Another source of digital estimates is likely based on the number of books and printed items in our collections, which is currently about 32 million. One could attempt to establish the average length of those items (pages, words, characters, etc.) and extrapolate the digital equivalent of those 32 million physical items.
Assuming one could do that with any degree of accuracy — and that’s a big assumption — it overlooks the fact that those 32 million books represent only about one-quarter of the entire physical collections. The rest are in the form of manuscripts, prints, photographs, maps, globes, moving images, sound recordings, sheet music, oral histories, etc. So how does that other three-quarters of the Library equate digitally? Can one automatically assume the digital resolution at which all maps or photographs, for instance, would be scanned? Those are major wildcards indeed.

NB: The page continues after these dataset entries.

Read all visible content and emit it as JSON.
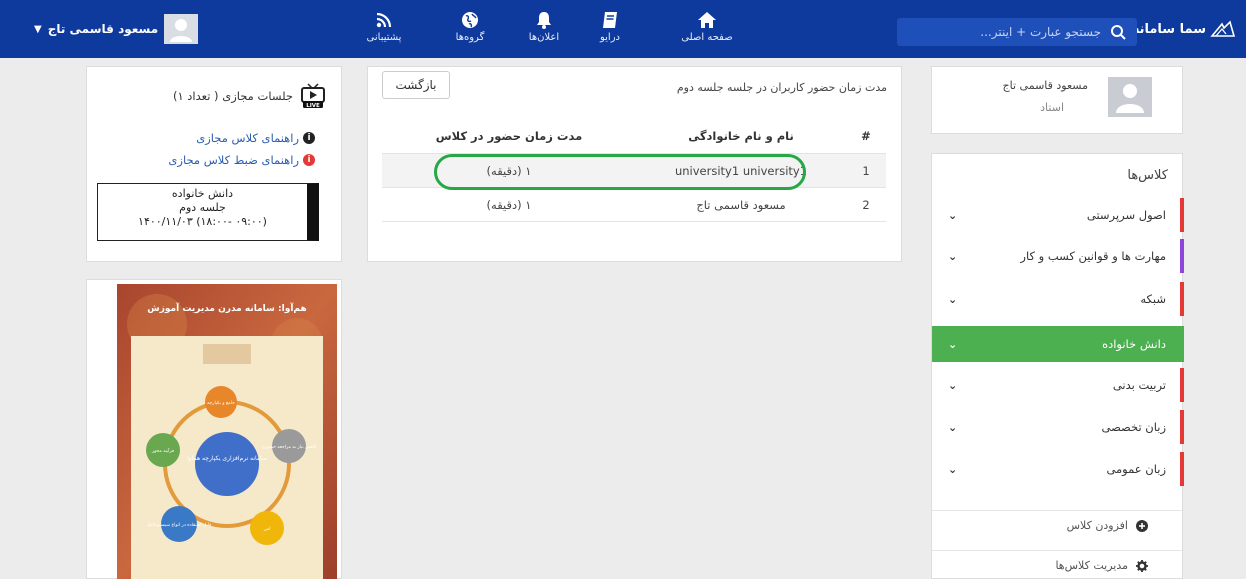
{
  "topbar": {
    "brand": "سما سامانه",
    "search_placeholder": "جستجو عبارت + اینتر...",
    "nav": [
      {
        "label": "صفحه اصلی",
        "icon": "home-icon"
      },
      {
        "label": "درایو",
        "icon": "drive-icon"
      },
      {
        "label": "اعلان‌ها",
        "icon": "bell-icon"
      },
      {
        "label": "گروه‌ها",
        "icon": "globe-icon"
      },
      {
        "label": "پشتیبانی",
        "icon": "rss-icon"
      }
    ],
    "user_name": "مسعود قاسمی تاج"
  },
  "profile": {
    "name": "مسعود قاسمی تاج",
    "role": "استاد"
  },
  "classes": {
    "title": "کلاس‌ها",
    "items": [
      {
        "label": "اصول سرپرستی",
        "color": "#e53935"
      },
      {
        "label": "مهارت ها و قوانین کسب و کار",
        "color": "#8e44dd"
      },
      {
        "label": "شبکه",
        "color": "#e53935"
      },
      {
        "label": "دانش خانواده",
        "color": "#4caf50",
        "active": true
      },
      {
        "label": "تربیت بدنی",
        "color": "#e53935"
      },
      {
        "label": "زبان تخصصی",
        "color": "#e53935"
      },
      {
        "label": "زبان عمومی",
        "color": "#e53935"
      }
    ],
    "add_class": "افزودن کلاس",
    "manage_classes": "مدیریت کلاس‌ها"
  },
  "attendance": {
    "title": "مدت زمان حضور کاربران در جلسه جلسه دوم",
    "back_label": "بازگشت",
    "columns": [
      "#",
      "نام و نام خانوادگی",
      "مدت زمان حضور در کلاس"
    ],
    "rows": [
      {
        "num": "1",
        "name": "university1 university1",
        "duration": "۱ (دقیقه)"
      },
      {
        "num": "2",
        "name": "مسعود قاسمی تاج",
        "duration": "۱ (دقیقه)"
      }
    ]
  },
  "sessions": {
    "title": "جلسات مجازی ( تعداد ۱)",
    "live_badge": "LIVE",
    "guide_class": "راهنمای کلاس مجازی",
    "guide_record": "راهنمای ضبط کلاس مجازی",
    "box_course": "دانش خانواده",
    "box_session": "جلسه دوم",
    "box_time": "۱۴۰۰/۱۱/۰۳ (۱۸:۰۰- ۰۹:۰۰)"
  },
  "poster": {
    "headline": "هم‌آوا: سامانه مدرن مدیریت آموزش",
    "center": "سامانه نرم‌افزاری یکپارچه هماوا",
    "nodes": [
      "جامع و یکپارچه",
      "کاهش نیاز به مراجعه حضوری",
      "امن",
      "قابل استفاده در انواع سیستم‌عامل",
      "فرآیند محور"
    ]
  }
}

And then there are our motion pictures, videos and sound recordings alone — around 6 million items stored at our new Packard Campus for Audio-Visual Conservation in Culpeper, Va. What is their digital equivalent? Most people who record television programs onto a computer or DVR know that a hard drive with hundreds of megabytes or even a terabyte or more can quickly fill up.
So, there you have it: A nonsensical claim, effortlessly woven into the tapestry of other nonsensical claims, to go with your morning coffee.
Via: The Baltimore Sun:
Parachini of RAND said the rule of thumb has been that every six hours, NSA collects an amount of information equivalent to the store of knowledge housed at the Library of Congress.
“The volume of data they’re pulling in is huge,” he said. “One criticism we might make of our [intelligence] community is that we’re collection-obsessed — we pull in everything — and we don’t spend enough time or money to try and understand what do we have and how can we act upon it.”